I welcome the decision of the Full Bench of the Federal Court. My office will continue to move forward with the case and we look forward to the hearing of substantive matters.
What these cases have in common, is that they seek to hold global businesses to account for the handling of Australian’s personal information, and accord with our regulatory focus on high privacy impact technologies and the online environment.
The cases provide clear expectations to the regulated community to ensure the handling of Australian’s personal information is privacy compliant.
It is also clear, that the community expects to have greater choice and control over how its personal information is handled.
These matters occur against the background of the review of the Privacy Act, being carried out by the Attorney-General’s Department.
In its response to the Attorney-General Department’s Discussion Paper, the OAIC has made detailed recommendations which draw on our regulatory experience about how these potential reforms could operate in practice.
We consider that central to preventing online privacy harms are requirements to take a proactive approach to build in privacy safeguards upfront, to prevent digital businesses from relying on consumer consent to long and complex notices, including in relation to vulnerable Australians. The increased penalties and powers in the draft Online Privacy Bill will further support our regulatory enforcement.
In our FOI work:
I reported to you last October, in the last financial year we received over 12-hundred applications for IC review, up 15% from the previous year and up 140% since 2015-16.

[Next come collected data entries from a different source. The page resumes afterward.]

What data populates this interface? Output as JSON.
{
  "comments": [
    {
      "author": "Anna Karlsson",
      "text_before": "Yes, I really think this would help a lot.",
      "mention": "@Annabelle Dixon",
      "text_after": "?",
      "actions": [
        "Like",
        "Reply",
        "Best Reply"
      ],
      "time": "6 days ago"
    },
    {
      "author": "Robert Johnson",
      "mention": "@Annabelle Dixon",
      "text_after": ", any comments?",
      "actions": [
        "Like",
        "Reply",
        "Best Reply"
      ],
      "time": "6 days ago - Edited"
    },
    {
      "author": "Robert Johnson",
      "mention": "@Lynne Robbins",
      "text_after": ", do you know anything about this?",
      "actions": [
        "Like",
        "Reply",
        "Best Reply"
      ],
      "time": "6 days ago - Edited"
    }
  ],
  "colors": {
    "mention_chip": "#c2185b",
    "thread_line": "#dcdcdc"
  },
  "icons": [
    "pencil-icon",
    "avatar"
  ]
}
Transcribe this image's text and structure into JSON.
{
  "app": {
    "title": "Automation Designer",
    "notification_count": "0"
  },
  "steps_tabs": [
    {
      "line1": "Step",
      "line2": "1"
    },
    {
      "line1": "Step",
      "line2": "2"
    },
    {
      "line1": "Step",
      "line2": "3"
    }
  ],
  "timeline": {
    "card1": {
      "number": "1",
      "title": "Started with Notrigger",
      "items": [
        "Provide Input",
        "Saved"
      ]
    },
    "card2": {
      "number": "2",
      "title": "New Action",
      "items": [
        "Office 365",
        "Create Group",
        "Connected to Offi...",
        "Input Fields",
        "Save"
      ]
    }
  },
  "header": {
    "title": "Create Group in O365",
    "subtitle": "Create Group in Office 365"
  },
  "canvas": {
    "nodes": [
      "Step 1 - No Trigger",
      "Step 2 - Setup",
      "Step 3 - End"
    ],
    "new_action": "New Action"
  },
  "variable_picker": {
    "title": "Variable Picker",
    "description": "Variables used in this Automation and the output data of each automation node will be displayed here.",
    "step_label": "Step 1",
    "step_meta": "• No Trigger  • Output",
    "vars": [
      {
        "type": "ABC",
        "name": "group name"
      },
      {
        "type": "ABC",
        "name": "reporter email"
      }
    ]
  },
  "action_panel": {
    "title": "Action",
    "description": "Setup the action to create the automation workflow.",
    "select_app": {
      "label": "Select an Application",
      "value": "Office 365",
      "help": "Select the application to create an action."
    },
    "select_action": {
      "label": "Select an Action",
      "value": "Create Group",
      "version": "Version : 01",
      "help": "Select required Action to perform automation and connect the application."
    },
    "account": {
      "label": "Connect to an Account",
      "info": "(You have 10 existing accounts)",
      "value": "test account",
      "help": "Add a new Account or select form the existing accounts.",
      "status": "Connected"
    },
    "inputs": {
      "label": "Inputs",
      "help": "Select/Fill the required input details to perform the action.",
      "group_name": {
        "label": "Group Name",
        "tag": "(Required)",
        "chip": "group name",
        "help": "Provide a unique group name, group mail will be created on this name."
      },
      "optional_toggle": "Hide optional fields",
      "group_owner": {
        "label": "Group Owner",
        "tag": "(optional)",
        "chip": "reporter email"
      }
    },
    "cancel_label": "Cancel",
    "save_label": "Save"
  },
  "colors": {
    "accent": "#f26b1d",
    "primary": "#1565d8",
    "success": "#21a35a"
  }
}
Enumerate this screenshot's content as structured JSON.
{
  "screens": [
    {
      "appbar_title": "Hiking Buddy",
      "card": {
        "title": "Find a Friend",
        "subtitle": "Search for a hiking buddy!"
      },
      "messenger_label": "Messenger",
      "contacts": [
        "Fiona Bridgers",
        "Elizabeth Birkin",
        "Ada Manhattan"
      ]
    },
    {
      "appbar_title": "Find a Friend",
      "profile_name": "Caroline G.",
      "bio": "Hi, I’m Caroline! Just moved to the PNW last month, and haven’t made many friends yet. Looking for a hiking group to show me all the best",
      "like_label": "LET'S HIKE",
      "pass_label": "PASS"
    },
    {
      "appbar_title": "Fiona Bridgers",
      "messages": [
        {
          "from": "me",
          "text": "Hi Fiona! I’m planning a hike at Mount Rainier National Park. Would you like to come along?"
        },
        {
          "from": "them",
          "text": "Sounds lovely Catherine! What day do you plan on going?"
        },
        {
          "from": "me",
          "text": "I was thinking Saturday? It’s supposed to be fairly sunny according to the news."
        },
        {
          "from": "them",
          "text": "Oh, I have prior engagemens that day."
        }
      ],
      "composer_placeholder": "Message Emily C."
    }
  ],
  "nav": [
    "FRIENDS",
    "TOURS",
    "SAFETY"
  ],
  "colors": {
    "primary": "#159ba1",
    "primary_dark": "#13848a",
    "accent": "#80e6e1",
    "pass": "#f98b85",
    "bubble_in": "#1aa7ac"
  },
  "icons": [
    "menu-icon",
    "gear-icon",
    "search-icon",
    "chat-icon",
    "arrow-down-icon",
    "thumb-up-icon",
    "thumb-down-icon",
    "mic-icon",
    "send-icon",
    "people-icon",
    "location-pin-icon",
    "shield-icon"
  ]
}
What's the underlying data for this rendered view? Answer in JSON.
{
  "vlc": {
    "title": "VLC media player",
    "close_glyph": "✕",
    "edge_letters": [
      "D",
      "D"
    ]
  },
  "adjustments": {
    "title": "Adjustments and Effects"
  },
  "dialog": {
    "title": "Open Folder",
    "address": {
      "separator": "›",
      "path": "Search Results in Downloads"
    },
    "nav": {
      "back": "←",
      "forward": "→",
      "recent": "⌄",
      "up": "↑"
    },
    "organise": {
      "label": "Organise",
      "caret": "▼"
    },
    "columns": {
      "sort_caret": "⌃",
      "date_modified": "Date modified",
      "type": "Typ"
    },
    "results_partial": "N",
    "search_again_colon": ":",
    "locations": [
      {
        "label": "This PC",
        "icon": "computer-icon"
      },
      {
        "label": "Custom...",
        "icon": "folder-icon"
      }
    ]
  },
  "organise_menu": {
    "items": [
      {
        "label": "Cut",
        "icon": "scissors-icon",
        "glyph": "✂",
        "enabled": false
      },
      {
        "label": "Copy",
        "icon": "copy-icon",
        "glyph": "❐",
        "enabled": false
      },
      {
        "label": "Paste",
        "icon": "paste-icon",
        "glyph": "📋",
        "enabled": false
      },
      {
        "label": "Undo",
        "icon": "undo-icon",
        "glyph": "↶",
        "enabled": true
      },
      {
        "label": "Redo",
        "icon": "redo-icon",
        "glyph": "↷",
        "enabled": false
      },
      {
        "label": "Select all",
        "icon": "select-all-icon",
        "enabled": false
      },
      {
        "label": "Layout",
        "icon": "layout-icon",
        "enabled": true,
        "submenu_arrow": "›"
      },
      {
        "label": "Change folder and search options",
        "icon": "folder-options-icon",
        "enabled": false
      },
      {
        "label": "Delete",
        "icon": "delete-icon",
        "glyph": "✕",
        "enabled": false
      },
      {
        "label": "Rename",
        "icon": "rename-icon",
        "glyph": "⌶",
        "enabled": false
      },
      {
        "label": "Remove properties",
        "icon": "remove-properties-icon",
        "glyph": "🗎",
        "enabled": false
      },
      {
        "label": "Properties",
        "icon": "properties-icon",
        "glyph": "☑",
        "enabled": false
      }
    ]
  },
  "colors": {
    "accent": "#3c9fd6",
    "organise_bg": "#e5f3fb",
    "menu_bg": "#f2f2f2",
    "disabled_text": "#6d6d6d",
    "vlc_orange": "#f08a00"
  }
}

That continues to grow, with the number of IC reviews received from July to December up 38% on the corresponding period in the previous year.
We have also increased by 37% the number of IC reviews finalised in the first half of the year compared to the same period in 2020-21.
While we are on track to meet our KPI of 80% of IC reviews finalised within 12 months, we have a large case load on hand.
We are continuing to encourage proactive publication and administrative access to government-held information, without the need for an FOI request, to enhance access to government held information at the lowest reasonable cost.